Ein Breites Bündnis hat sich gegen den Aufmarsch der Nazis formiert.

Auf der großen Kreuzung kommt ein wenig Volksfeststimmung auf. Man freut sich über seinen Teilerfolg, denn immerhin ist Lütten Klein Nazifrei geblieben. Man wartet nun noch darauf, dass die NPD Anhänger per Sonderzug von Lütten Klein zum Hauptbahnhof abtransportiert werden. Währenddessen gibt es die Drohung der Polizei die Blockade der Kreuzung zu räumen, wenn dies nicht freiwillig geschieht.

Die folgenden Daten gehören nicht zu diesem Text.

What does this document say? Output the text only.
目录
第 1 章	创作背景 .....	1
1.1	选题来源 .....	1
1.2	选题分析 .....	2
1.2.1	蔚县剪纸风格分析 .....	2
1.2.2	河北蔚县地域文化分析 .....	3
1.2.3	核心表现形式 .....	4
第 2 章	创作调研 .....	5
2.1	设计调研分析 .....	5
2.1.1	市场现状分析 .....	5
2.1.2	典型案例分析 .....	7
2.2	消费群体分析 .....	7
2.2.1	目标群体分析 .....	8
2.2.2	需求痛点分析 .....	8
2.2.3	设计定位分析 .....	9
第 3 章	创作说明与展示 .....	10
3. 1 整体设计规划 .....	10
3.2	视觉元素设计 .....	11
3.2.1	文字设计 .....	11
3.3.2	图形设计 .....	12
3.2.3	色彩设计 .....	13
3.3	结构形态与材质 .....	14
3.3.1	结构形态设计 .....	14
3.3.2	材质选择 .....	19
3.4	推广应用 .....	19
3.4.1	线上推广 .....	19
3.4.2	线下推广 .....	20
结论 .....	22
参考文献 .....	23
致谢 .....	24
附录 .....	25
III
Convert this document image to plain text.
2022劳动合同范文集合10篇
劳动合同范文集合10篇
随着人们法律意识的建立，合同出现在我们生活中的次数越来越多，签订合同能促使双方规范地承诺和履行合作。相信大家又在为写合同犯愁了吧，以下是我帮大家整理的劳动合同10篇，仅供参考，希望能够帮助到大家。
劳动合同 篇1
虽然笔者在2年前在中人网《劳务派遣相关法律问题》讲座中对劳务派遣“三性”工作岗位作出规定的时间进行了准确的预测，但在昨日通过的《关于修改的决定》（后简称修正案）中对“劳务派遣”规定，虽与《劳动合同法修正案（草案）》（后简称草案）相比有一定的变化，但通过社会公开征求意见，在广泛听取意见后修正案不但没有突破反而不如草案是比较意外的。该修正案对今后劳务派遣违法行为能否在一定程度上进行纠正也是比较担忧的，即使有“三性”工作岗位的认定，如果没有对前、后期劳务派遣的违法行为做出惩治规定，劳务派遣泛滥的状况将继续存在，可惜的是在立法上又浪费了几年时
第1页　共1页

Gegen 15:30 Uhr verlassen die Nazis Lütten Klein. Danach löst sich die Blockade der Kreuzung ebenfalls langsam auf.
Die Bilanz des Tages ist durchwachsen: der Aufmarsch der Nazis konnte nicht verhindert werden, allerdings mussten sie einen anderen Weg gehen und sie konnte sich auch nicht ihr Tempo aussuchen. Dies wird zumindest wie ein kleiner Sieg gefeiert.

Hinweis: Der Textautor ist Mitglied des Studierendenparlaments und Mitglied der SPD/Jusos.

Bilder: Die Fotos wurden uns freundlicherweise von Oliver Cruzcampo/Endstation Rechts zur Verfügung gestellt. (Nicht CC-linzensiert)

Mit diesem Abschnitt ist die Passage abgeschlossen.